When I was a young art student at university, I thought often about one particular artist who was widely considered a genius—Kenneth Noland. Believe it or not, I had a running fantasy wherein I posited that being related to Noland—a long-lost grandson perhaps—might grant me the sheer genius necessary to make it as an artist.

Why did I focus on Noland? Well, he was a sort of a paragon, not for stylistic or ideological reasons but because at the time he was as successful an American artist as there is. Noland was a seminal figure of the Color Field Painting movement in the late 1950s and through the 1960s. His particular genius, which led critic Michael Fried to deem his work “a new world of color” and some commentators to dub him the coloristic successor to Matisse, was his manner of harmonizing complex combinations of flat areas of colors in deceptively simple geometric compositions. So successful was he at his peak that his work occupied half of the American pavilion at the 1964 Venice Biennale.

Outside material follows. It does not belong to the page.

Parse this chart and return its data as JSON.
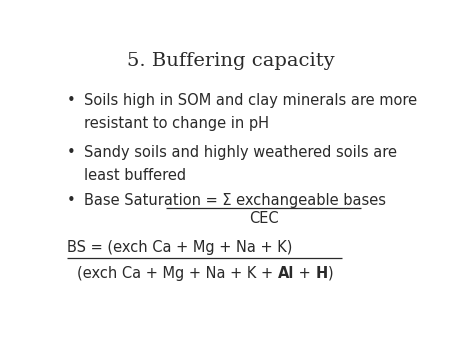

This particular exhibition, which notably also included the work of Robert Rauschenberg, is often said to have signaled the emergence of American artistic hegemony through the 60s and 70s—so it’s no exaggeration to say at the time Noland was one of the best two or three artists in the world. Indeed, John Russell, in looking back at Noland’s 31-year oeuvre in a New York Times article around the time of my graduation from college in 1988, said: “There was a time in the 1960s when it seemed that the whole of painting would go Kenneth Noland’s way.” Noland’s work today is in many major public and private collections of modern art, and he has had major career retrospectives at the Guggenheim Museum, the Whitney Museum, and the Houston Museum of Art.

But the real reason I was fixated on Kenneth Noland was my grandmother, Billie Ruth Sinclair, was married to him in the early years of the last Great War. She had been working in Asheville in the early 1940s as an office assistant managing payroll for American O.S.S. spies (or so she once told me), and Noland was an eager and as yet unknown young artist with a studio in what was his home town. How they met is a mystery to me, as whenever I asked the question she seemed a bit reluctant to talk about too much ancient history (probably because granddad was listening in), but I do know that by today’s standards she married young, at 16 or 17, in her words to “get out of her house”—i.e., away from an unbearable mother. This was not an escape to better things, as Noland was abusive and alcoholic, prone to rages when days in his studio did not go well, which apparently was often, and my grandmother fled from the troubled marriage after only a few months.

Did Noland suffer from manic depression, like so many creatives before and since? Or was he simply fueled by the rage of youthful creative juices and couldn’t be bothered to extend simple decency and caring to his young bride, my grandmother? I’ll never know if he ever managed to tame his demons or whatever was driving him—his private life is well hidden from the public record—but I did hear once, about ten years or so ago when visiting an Asheville art gallery where he was still prone to visit from time to time, that his remained a troubled love-life throughout, and he was by then on his fourth or fifth wife.

If my grandmother had somehow stuck it out and I had ended up related to Kenneth Noland, I have no idea if I would have been touched by his genius, or if I would have suffered his rage or depression or whatever it was. I have no idea if I would have become a great artist, or if I would have had to, like Gaard, Johnston, et al, walk alone.

My imaginings about Noland were and are, of course, silly schoolboy games—we can’t change the past nor affect our essential make-up in any real way. Truth is, the closest I can ever hope to come to such artistic genius is to share, if only in passing, in these artists’ stories. And, I hope too that by sharing in these stories perhaps I will have a part in helping these artists feel a little less alone.